Miriam Margolyes stands out as vicious wheelchair bound Nell in a dysfunctional violent relationship with her inadequate son

Islington Gazette: Sydney and The Old Girl at Park TheatreSydney and The Old Girl at Park Theatre (Image: Archant)

All the three cast members in Eugene O'Hare's pitch black comedy are outstanding, as are the designers who created such an atmospheric set that simultaneously projects the mundane and the sinister.

Everything is clean and tidy but slightly down at heel, secretive and, tellingly, from another time.

Nell (a vicious, frightened Miriam Margolyes), angrily becalmed in her wheelchair, is watching middle-aged Sydney (Mark Hadfield, superb as her failed, guilt ridden, unstable son) trying to fix the TV.

The back of the old set lies optimistically on the floral carpet as he fiddles around, seemingly at random.

The flat is littered with other bits of electronic kit that have been the subject of Sydney's failed repairs.

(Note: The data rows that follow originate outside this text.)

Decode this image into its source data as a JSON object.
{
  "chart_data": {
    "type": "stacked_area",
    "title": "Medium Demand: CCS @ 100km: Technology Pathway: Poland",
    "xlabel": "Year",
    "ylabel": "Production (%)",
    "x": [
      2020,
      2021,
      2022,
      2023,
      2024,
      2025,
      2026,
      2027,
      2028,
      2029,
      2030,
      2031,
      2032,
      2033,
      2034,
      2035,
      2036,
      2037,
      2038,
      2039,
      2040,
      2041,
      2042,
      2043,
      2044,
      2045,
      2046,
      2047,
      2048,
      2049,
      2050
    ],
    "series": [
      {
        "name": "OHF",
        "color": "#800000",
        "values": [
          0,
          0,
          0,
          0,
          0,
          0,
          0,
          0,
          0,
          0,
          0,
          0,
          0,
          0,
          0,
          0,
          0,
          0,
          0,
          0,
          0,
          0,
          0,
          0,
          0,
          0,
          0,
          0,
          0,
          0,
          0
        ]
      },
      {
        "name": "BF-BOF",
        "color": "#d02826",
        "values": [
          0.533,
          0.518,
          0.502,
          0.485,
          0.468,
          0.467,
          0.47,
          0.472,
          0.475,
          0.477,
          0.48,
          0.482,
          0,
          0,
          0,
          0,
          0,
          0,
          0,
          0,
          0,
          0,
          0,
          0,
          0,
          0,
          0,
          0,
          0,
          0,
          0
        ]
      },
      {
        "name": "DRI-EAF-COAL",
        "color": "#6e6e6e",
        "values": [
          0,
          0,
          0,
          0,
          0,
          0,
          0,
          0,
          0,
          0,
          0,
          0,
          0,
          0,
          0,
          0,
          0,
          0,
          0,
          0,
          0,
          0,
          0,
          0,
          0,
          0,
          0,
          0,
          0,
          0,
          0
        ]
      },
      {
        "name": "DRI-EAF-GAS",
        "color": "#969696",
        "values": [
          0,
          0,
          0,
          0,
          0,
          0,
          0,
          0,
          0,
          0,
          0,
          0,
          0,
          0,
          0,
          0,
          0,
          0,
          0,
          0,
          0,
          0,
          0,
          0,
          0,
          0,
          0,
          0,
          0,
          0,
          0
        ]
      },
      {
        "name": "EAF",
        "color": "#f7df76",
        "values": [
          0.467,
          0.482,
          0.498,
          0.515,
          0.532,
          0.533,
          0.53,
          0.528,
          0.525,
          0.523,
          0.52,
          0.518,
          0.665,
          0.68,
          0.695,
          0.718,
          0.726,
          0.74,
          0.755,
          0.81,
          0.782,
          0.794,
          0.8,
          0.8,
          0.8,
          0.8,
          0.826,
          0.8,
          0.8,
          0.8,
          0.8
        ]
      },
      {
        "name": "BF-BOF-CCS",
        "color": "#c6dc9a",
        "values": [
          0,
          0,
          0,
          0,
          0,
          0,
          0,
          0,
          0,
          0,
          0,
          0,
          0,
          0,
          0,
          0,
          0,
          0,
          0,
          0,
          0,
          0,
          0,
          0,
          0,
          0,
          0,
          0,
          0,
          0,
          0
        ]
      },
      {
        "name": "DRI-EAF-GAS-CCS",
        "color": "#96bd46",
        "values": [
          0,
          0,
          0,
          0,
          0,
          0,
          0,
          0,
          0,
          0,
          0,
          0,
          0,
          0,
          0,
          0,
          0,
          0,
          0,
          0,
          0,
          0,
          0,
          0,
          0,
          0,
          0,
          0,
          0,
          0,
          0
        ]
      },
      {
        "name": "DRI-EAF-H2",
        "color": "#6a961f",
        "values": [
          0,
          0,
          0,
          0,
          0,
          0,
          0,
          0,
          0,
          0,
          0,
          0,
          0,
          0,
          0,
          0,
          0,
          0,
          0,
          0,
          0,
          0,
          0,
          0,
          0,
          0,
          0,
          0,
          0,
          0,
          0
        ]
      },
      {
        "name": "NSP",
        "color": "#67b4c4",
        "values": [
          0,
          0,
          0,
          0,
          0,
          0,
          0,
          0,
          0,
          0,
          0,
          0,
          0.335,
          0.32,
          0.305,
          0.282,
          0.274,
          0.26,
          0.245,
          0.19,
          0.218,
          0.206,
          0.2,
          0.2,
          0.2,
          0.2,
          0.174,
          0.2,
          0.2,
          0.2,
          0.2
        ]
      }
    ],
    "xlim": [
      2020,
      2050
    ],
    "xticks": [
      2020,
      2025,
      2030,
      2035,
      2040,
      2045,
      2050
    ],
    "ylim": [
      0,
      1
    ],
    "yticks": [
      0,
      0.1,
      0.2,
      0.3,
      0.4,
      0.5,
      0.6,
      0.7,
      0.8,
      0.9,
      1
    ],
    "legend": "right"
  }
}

She taunts his technical inadequacies ... and his failed life. She knows he can't fix the TV ("Everything's broke") and so does Sydney but he is angry that she won't conspire in his pretense of technical competence.

Their banter swings from the familiar to the shockingly aggressive and sexualised: Sydney's references to poking around in her box was beyond uncomfortable.

The insults aren't just one way: Nell employs her East End Street cred to give at least as good as she gets: "A little squirt that never quite made it to a man."

Some audience members will find the low level violence shocking.

Also in Nell's life is home-help Marion (Vivien Parry in a compelling performance) who is the innocent, well meaning catalyst for opening up the tragic and dark secrets of this supremely dysfunctional relationship.

Like Galton and Simpson's Steptoe and Son of half a century ago, the dialogue is superb and can turn in an instant from hilarity to pathos. Director Phillip Breen gives the trio the space to develop and deliver all the dimensions that these characters demand.

Sometimes hard to watch, this is great theatre.